Octavian Coifan's breakdown of Paris' formula reveals an aldehydic floral with a typical (to that period) rich, animalic base. What I smell from both the EDT and the Parfum de Toilette I've tried is a somewhat abstract floral heart- the specific seems to have been blurred and smoothed over the years, so I can't say I get any hyacinth or lilac (though I definitely wish I had). It's very full and round, though the EDT is sharper, as is usually the case. The next phase is a delicious heliotrope-peach. It's beautiful and very satisfying, making me think not so much of a ripe peach or its skin, but of the stone inside.

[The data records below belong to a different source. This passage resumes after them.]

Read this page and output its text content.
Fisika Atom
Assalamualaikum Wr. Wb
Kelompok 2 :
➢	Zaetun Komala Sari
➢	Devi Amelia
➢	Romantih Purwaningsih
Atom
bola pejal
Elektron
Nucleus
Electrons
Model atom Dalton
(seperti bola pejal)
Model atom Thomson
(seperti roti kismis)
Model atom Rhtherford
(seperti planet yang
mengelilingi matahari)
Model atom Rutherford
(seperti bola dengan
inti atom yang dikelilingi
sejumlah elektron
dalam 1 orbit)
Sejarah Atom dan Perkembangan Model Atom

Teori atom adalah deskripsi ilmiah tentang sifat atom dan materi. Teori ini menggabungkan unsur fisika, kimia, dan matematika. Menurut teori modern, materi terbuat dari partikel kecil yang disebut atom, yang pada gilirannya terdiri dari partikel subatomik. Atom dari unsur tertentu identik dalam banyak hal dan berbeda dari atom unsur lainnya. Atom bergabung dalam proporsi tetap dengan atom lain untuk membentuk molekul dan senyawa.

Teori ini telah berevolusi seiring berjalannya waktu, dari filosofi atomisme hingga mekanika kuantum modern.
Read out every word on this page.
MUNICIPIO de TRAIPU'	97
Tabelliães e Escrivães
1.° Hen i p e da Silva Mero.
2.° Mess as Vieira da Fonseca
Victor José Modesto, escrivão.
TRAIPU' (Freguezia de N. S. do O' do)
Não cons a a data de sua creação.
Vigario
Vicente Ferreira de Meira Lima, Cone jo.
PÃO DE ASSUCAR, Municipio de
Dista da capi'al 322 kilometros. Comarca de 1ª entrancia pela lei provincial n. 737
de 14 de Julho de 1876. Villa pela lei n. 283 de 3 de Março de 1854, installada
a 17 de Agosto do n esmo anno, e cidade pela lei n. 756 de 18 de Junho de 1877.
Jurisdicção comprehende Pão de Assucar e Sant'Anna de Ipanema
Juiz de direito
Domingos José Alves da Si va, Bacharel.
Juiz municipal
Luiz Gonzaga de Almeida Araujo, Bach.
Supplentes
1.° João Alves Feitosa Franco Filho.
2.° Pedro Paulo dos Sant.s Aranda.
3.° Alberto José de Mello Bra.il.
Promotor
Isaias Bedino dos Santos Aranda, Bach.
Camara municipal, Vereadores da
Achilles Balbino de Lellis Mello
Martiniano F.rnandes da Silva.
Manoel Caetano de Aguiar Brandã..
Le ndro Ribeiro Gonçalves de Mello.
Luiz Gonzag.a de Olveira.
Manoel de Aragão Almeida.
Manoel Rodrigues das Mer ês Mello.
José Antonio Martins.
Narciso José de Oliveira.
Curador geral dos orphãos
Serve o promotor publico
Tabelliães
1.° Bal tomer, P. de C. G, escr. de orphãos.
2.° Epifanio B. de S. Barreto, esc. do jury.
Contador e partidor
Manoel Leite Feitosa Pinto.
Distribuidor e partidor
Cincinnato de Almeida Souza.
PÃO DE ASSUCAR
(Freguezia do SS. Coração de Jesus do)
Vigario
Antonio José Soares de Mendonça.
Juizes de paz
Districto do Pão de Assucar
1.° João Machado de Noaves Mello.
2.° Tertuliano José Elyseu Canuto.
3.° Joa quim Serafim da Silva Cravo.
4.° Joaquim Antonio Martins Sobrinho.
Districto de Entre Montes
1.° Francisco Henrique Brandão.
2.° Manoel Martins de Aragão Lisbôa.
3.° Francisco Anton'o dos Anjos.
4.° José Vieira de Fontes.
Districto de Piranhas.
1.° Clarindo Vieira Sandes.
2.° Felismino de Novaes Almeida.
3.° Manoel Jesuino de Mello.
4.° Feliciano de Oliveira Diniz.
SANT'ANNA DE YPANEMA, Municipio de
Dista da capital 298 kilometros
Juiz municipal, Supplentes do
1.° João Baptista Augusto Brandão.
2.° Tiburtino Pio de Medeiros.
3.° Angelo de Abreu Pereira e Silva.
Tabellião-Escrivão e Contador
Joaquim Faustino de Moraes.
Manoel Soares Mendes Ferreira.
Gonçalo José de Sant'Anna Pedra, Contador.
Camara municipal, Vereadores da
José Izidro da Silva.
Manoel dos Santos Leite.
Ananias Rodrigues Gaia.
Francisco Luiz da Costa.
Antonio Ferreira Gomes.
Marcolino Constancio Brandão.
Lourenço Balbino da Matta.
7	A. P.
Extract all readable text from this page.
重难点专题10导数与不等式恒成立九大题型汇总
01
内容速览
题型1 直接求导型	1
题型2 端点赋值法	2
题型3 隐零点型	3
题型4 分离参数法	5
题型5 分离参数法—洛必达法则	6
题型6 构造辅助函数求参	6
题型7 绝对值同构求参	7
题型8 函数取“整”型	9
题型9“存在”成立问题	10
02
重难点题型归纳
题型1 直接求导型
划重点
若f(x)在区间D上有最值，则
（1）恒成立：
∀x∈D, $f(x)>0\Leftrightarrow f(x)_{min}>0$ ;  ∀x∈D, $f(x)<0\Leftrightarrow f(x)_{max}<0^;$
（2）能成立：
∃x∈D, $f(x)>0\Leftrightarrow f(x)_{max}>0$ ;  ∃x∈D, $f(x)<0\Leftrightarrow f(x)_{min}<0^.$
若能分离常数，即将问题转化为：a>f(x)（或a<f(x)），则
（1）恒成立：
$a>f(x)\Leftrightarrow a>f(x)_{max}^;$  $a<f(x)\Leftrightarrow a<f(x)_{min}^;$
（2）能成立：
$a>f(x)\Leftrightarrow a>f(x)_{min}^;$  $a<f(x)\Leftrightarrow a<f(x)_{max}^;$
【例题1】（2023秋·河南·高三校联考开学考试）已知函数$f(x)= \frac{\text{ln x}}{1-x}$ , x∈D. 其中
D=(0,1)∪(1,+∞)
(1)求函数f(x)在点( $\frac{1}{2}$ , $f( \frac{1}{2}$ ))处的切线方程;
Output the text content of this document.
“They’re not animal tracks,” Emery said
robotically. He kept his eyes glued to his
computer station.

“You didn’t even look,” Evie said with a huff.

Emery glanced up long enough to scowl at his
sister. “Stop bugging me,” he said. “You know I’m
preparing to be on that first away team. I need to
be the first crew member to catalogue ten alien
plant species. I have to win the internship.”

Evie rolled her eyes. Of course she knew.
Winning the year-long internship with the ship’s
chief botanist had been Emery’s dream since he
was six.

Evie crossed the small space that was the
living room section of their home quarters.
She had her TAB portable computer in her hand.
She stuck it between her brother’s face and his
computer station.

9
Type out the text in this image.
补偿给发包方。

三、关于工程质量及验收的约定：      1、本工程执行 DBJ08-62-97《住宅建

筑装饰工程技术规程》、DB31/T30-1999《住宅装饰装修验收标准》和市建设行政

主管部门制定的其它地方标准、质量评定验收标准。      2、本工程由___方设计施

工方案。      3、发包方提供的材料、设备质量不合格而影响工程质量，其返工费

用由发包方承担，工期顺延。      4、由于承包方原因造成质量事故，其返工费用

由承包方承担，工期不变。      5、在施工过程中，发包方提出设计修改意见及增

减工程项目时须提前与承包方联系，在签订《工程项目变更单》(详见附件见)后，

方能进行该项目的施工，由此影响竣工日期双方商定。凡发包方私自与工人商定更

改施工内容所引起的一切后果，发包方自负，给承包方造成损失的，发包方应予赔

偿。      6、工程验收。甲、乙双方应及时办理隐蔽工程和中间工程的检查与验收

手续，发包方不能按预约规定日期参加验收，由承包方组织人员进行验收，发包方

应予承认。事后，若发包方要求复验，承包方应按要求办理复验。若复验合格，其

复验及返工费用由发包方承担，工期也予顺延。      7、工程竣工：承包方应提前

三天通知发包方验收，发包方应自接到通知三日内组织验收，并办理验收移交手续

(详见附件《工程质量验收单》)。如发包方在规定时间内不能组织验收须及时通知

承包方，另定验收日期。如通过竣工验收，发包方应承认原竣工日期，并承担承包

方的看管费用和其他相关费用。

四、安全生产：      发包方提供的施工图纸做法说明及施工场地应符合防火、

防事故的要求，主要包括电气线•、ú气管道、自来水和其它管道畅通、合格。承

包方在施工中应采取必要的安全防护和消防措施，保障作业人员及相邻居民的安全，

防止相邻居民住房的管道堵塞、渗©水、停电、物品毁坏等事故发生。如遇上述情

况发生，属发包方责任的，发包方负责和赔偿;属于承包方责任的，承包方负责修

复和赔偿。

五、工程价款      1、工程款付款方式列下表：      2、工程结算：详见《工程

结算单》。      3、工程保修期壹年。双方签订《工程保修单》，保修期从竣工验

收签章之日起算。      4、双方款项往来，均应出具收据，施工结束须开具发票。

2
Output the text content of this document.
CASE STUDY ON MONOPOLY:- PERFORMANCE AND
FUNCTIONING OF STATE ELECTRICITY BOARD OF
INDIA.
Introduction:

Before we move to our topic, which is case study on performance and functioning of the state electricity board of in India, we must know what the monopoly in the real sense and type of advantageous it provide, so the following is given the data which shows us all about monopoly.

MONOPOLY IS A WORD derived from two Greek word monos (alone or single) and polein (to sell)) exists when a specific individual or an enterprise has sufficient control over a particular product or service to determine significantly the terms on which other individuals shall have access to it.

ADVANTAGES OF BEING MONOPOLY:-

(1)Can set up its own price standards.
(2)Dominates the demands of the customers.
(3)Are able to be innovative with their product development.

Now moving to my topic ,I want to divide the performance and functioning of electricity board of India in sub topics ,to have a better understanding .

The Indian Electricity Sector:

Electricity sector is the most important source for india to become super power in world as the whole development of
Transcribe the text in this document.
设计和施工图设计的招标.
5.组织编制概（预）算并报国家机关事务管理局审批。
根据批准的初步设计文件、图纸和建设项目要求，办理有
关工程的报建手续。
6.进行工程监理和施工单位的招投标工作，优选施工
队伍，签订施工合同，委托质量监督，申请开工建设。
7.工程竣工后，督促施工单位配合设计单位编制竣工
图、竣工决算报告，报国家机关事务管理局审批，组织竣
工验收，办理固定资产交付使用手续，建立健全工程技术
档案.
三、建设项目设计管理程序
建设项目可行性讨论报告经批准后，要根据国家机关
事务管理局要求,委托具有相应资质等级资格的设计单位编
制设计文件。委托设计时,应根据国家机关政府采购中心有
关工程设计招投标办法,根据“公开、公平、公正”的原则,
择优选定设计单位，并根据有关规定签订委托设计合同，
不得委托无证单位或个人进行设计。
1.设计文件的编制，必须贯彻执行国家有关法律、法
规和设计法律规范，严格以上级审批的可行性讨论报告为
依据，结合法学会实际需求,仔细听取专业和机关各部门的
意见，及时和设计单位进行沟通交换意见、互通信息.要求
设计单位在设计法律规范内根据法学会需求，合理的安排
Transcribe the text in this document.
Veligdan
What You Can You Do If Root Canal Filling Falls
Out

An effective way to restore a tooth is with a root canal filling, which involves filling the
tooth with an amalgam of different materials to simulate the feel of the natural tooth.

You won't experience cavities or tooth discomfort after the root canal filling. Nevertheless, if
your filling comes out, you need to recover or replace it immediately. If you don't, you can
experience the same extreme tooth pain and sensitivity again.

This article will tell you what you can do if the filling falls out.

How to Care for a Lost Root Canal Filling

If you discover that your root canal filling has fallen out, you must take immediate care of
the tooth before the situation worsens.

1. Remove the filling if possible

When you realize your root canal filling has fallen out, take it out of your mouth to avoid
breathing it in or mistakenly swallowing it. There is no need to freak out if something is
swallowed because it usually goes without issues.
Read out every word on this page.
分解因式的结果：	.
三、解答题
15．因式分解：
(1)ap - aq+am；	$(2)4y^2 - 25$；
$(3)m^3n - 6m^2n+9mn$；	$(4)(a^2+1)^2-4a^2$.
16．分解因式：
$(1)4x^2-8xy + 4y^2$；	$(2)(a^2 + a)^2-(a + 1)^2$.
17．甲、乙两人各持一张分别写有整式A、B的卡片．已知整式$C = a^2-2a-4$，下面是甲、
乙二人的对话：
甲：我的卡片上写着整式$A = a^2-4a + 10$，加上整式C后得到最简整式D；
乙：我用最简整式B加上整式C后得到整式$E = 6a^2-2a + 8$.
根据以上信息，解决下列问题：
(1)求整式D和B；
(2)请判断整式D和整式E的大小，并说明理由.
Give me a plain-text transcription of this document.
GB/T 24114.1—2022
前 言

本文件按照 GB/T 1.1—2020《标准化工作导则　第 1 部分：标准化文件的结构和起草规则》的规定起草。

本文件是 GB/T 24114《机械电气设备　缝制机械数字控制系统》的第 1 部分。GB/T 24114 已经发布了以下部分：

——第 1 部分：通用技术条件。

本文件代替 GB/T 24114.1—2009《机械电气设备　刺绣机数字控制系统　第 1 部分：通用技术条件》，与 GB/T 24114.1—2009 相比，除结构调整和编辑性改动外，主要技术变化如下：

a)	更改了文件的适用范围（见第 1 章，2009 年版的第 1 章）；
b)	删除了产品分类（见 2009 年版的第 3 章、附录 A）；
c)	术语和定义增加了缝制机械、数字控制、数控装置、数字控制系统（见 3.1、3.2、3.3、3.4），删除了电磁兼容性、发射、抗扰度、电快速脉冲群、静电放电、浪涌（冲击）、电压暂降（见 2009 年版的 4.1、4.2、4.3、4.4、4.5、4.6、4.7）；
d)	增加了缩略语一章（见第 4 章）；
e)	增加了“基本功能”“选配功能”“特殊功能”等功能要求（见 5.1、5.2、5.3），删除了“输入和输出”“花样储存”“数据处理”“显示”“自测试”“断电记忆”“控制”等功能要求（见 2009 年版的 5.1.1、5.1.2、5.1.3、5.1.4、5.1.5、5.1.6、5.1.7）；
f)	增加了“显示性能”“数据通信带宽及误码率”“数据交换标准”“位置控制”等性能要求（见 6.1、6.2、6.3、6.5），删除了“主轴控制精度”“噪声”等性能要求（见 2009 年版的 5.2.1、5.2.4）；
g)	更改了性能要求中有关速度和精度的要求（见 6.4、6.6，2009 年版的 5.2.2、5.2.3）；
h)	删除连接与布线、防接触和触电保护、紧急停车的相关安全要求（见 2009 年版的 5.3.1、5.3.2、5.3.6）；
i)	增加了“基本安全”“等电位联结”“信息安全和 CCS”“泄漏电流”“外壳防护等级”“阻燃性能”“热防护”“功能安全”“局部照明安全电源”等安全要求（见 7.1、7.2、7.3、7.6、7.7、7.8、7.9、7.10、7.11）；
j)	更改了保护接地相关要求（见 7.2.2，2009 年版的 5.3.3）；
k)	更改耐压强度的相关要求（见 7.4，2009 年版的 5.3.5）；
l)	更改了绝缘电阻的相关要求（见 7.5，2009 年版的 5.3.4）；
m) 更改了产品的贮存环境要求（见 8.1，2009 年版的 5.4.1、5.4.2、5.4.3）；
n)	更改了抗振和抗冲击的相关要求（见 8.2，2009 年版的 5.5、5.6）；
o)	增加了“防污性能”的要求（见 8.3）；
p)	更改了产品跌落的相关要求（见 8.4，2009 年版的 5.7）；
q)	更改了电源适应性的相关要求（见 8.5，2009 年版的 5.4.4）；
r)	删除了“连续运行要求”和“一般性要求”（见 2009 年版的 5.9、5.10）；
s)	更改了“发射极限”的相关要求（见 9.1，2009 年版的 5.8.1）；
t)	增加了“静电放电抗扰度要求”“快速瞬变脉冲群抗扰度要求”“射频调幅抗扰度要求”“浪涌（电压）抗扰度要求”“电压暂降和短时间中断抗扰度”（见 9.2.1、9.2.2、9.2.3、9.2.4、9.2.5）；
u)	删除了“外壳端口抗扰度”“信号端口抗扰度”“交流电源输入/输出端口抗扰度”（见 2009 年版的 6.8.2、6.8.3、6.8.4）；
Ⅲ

The lovely almost-sweet-but-not-quite lasts for hours. I've been decanting into a small spray atomizer, because the perfume grabs the skin better when sprayed. It feels womanly and sexy in a rich, understated way. Is it very Parisienne? I'm not sure- Paris for me is just as much about Guerlain, Lutens and the other usual suspects. What's obvious is that we all lost a large piece of perfumery's history when Coty turned its back on tradition and quality and signed Jennifer Lopez and Shania Twain (Coty the company, that is. Monsieur Coty has been rolling in his grave for many decades by that time).
Paris, like many of Coty's original classics was discontinued years ago. Bottles pop up on eBay from time to time.